An amplified signal can by itself drive a large speaker that does not have external power. Notice, with mono audio, some amplifiers will output an amplified signal via TS capable of driving a large speaker. You must use a robust TS mono cable to carry this signal to drive the speaker and not all TS mono cables are capable of this.

RCA Connectors

RCA connectors are common enough to warrant their own heading. They usually carry unbalanced mono signals and come in color-coded pairs for stereo.

Analog Versus Digital

All signals I refer to here are analog. USB is a good example of digital. Digital signals can be manipulated by software and digital can travel lossless over long distances. Digital has its advantages, but the conversion to digital and back to analog means delay even locally so once you are dealing with digital signals, you cannot listen to locally-produced sounds in real-time because you can perceive the small delay.

Bluetooth Transmitter

Once you have an audio signal on a standard headphone TRS, notice how versatile a Bluetooth transmitter can be with battery-powered Bluetooth speakers.

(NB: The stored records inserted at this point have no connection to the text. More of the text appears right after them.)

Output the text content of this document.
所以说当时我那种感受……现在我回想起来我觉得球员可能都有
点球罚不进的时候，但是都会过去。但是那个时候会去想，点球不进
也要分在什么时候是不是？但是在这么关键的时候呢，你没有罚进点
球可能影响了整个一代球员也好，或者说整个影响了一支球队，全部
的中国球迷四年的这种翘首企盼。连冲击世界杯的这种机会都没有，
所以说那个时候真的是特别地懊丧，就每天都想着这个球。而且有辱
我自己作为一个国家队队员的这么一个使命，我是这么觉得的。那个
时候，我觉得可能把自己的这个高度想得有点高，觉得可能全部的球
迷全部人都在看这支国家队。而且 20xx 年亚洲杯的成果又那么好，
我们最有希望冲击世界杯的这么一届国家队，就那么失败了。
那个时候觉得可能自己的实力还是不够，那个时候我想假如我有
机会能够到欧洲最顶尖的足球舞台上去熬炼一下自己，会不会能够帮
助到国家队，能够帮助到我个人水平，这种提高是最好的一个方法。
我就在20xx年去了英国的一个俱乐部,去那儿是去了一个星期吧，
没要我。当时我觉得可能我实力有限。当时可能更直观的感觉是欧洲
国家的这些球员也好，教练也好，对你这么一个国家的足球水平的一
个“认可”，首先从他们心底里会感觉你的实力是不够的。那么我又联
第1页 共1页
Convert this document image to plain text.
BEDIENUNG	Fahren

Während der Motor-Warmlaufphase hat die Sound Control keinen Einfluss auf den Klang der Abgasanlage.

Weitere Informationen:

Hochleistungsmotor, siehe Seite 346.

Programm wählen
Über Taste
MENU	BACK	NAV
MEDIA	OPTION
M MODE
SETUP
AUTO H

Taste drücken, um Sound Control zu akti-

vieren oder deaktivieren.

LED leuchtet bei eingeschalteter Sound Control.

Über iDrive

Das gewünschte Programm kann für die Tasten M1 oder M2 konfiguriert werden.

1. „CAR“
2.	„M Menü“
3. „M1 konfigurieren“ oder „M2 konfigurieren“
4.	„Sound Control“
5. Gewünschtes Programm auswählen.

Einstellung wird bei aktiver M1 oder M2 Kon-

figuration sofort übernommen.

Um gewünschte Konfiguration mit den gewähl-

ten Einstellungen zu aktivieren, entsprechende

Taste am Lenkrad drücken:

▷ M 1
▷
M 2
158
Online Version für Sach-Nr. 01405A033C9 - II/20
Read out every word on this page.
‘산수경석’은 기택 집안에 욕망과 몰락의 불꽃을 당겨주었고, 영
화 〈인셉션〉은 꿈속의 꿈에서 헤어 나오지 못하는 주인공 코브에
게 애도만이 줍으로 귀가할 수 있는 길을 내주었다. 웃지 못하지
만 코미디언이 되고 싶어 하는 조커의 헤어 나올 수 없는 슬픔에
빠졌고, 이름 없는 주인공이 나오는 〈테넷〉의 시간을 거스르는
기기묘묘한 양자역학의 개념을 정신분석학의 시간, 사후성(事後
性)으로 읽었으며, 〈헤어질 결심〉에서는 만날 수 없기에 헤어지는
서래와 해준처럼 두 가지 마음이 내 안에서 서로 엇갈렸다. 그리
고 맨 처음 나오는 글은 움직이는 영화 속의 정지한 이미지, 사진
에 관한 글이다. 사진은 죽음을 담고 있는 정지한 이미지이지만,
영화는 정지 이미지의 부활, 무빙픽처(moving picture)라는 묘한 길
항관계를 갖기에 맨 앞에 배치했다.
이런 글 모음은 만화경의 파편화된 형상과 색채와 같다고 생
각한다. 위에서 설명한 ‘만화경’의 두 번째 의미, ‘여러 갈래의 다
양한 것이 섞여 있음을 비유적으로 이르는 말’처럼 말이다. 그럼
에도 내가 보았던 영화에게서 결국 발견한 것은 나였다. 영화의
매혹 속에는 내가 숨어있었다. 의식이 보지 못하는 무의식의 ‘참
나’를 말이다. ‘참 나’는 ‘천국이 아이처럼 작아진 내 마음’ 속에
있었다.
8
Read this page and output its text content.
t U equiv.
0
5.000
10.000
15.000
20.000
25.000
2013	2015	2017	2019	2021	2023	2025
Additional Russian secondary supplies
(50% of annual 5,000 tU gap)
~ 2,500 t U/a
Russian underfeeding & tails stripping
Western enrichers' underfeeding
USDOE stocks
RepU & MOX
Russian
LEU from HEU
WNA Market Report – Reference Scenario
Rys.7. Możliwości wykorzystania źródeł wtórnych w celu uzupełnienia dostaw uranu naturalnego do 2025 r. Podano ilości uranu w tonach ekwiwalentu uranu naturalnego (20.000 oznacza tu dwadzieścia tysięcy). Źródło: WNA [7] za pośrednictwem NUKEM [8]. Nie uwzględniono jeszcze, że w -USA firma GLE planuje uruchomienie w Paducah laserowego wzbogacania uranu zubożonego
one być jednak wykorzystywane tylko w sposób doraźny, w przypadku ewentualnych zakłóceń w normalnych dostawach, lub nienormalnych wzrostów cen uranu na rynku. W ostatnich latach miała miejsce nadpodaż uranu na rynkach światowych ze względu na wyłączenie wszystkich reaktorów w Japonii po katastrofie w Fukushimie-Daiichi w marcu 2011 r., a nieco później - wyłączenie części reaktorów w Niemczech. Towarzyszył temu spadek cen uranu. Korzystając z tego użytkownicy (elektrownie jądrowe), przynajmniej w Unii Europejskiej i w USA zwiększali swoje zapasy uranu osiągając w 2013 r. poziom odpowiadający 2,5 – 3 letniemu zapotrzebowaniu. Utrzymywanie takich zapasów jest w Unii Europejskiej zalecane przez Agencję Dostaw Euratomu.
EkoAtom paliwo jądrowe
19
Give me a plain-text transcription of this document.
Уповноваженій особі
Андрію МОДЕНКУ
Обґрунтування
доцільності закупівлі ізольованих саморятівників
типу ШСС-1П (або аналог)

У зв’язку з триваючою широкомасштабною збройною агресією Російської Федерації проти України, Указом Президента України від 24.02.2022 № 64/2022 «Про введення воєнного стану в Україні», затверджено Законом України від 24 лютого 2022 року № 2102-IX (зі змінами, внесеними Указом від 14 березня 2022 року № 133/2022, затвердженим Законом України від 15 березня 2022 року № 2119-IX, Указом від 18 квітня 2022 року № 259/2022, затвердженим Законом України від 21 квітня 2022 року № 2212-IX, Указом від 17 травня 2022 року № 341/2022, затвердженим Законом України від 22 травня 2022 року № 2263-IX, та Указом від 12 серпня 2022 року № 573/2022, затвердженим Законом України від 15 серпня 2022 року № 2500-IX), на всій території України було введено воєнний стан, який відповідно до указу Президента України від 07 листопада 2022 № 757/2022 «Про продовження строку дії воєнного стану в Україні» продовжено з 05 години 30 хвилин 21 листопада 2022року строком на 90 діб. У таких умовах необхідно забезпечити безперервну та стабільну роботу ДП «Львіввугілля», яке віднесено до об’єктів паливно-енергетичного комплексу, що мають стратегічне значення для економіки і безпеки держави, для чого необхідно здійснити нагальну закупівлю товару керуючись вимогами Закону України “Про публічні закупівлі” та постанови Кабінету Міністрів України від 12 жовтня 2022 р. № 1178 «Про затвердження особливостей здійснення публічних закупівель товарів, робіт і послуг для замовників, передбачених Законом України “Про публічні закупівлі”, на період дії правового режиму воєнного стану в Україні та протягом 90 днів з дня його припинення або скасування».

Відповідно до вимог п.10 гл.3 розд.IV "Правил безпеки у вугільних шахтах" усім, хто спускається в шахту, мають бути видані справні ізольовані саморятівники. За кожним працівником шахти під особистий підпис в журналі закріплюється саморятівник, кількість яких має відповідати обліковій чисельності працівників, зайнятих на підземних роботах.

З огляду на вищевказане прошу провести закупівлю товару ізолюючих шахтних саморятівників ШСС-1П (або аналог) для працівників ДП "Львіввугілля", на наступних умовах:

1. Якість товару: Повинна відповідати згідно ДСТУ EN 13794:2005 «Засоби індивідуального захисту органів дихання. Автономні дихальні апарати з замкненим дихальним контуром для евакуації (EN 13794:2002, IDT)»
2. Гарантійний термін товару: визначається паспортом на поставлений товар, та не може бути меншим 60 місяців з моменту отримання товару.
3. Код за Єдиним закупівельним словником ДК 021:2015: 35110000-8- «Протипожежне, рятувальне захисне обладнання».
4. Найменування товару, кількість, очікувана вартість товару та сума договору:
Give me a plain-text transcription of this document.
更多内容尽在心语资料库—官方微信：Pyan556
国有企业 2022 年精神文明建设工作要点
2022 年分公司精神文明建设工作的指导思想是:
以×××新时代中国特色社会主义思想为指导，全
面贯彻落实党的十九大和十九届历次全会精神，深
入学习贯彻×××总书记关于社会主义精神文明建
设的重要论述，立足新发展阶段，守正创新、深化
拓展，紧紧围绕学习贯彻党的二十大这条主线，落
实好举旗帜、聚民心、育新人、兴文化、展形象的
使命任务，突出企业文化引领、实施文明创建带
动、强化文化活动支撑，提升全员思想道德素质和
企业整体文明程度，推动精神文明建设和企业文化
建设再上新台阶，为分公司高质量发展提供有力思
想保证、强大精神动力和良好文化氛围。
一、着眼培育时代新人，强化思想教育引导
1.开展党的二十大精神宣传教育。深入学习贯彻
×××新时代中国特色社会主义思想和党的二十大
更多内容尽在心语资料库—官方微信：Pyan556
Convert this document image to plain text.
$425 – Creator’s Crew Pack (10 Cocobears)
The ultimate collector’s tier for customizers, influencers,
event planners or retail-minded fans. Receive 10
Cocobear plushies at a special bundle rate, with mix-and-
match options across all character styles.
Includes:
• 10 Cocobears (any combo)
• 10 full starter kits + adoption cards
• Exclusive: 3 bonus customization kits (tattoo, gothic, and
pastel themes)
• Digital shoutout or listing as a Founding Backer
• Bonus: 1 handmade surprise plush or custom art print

Search for a Bluetooth transmitter and find many options, very affordable.

Bluetooth Receiver

If you want to mix in a pre-recorded track, a Bluetooth receiver is a great option to connect a music-playing smartphone or other digital device to your mixer. Many options, very affordable.

Surround Sound

I don’t know! I’m sure a home theater system salesman can talk for hours about it for free though!